Capacity planning should take both organic growth (which stems from natural product adoption and usage by customers) and inorganic growth (which results from events like feature launches, marketing campaigns, or other business-driven changes) into account. Regular load testing should be done to find out the maximum qps that your services can handle before breaking down.
Efficiency and Performance
Efficient use of resources is important any time a service cares about money. What happens when your service latency crosses the target latency that was set up? Do you directly increase the number of servers? For handling the issue in the short term, it would be a good thing to do. In addition to capacity planning and provisioning the required capacity, a SRE should also work with the developers to improve the performance of the service. This may include gc tuning if your service uses java.
Who Might be the First SRE?
Margaret Hamilton, working on the Apollo program on loan from MIT, might be the first SRE.

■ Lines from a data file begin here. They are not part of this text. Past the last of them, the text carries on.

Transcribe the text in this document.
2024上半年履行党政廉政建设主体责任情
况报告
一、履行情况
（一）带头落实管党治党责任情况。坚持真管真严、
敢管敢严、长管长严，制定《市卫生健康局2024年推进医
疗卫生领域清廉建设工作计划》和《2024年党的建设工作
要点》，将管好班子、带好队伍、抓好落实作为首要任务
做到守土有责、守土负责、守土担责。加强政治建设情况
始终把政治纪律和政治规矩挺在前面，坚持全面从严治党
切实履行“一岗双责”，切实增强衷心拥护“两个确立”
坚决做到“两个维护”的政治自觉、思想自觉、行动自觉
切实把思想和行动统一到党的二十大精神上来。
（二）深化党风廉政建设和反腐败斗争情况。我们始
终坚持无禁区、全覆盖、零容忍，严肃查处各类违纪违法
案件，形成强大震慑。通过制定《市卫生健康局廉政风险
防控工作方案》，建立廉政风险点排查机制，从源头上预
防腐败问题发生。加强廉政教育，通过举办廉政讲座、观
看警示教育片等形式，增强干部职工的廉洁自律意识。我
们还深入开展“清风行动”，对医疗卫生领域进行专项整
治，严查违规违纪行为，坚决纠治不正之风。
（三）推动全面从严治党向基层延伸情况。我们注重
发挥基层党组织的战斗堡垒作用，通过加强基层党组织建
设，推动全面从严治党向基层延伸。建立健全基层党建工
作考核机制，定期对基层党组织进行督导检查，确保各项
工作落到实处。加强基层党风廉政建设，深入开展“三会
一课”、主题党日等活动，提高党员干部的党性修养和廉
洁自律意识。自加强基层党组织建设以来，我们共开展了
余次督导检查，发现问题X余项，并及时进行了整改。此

- The codebase consisted of a program named P01 which wiped out navigation data. If this program was run by mistake during a real mission, it would have caused major issues.
- With an SRE’s instincts, Margaret submitted a program change request to add special error checking code in the onboard flight software in case an astronaut should, by accident, happen to select P01 during flight.

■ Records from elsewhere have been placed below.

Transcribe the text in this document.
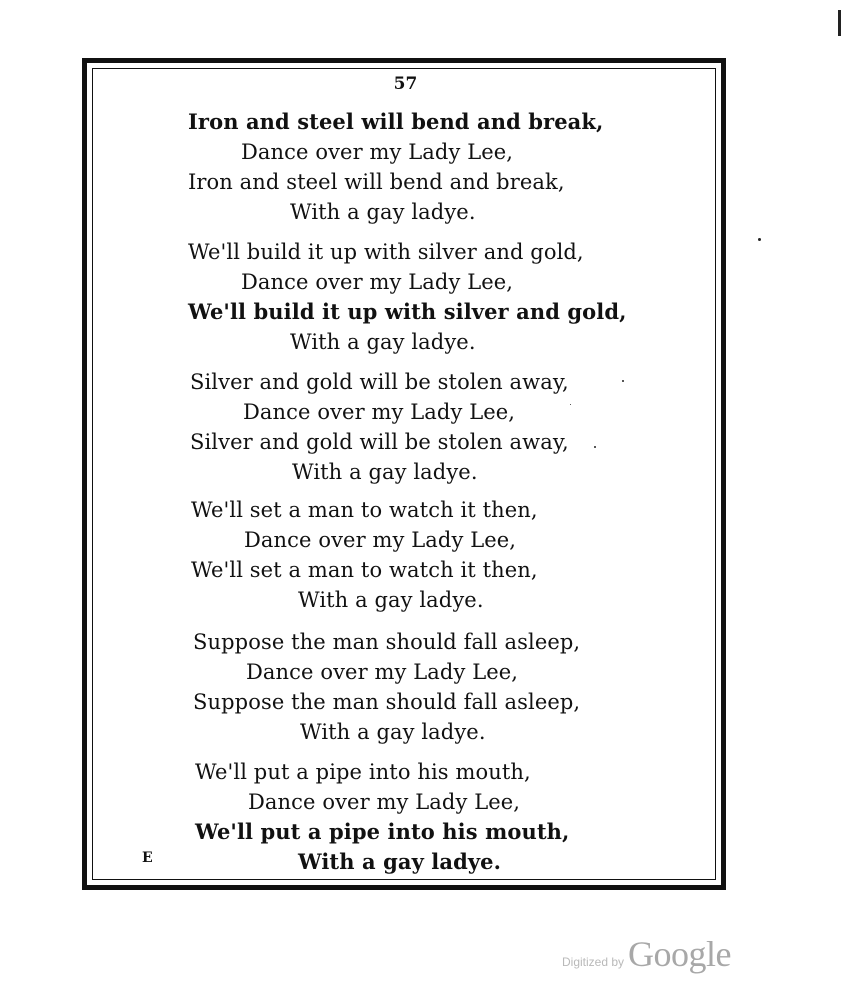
57
Iron and steel will bend and break,
Dance over my Lady Lee,
Iron and steel will bend and break,
With a gay ladye.
We'll build it up with silver and gold,
Dance over my Lady Lee,
We'll build it up with silver and gold,
With a gay ladye.
Silver and gold will be stolen away,
Dance over my Lady Lee,
Silver and gold will be stolen away,
With a gay ladye.
We'll set a man to watch it then,
Dance over my Lady Lee,
We'll set a man to watch it then,
With a gay ladye.
Suppose the man should fall asleep,
Dance over my Lady Lee,
Suppose the man should fall asleep,
With a gay ladye.
We'll put a pipe into his mouth,
Dance over my Lady Lee,
We'll put a pipe into his mouth,
With a gay ladye.
E
Digitized by Google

- But this move was considered unnecessary by the “higher-ups” at NASA: of course, that could never happen! So instead of adding error checking code, Margaret updated the mission specifications documentation to say the equivalent of “Do not select P01 during flight.”
- During midcourse on the fourth day of flight of Apollo 8 mission with the astronauts Jim Lovell, William Anders, and Frank Borman on board, Jim Lovell selected P01 by mistake—as it happens, on Christmas Day—creating much havoc for all involved. This was a critical problem, because in the absence of a workaround, no navigation data meant the astronauts were never coming home.
- Thankfully, the documentation update had explicitly called this possibility out, and was invaluable in figuring out how to upload usable data and recover the mission, with not much time to spare.
- The change request to add error detection and recovery software to the prelaunch program P01 was approved shortly afterwards.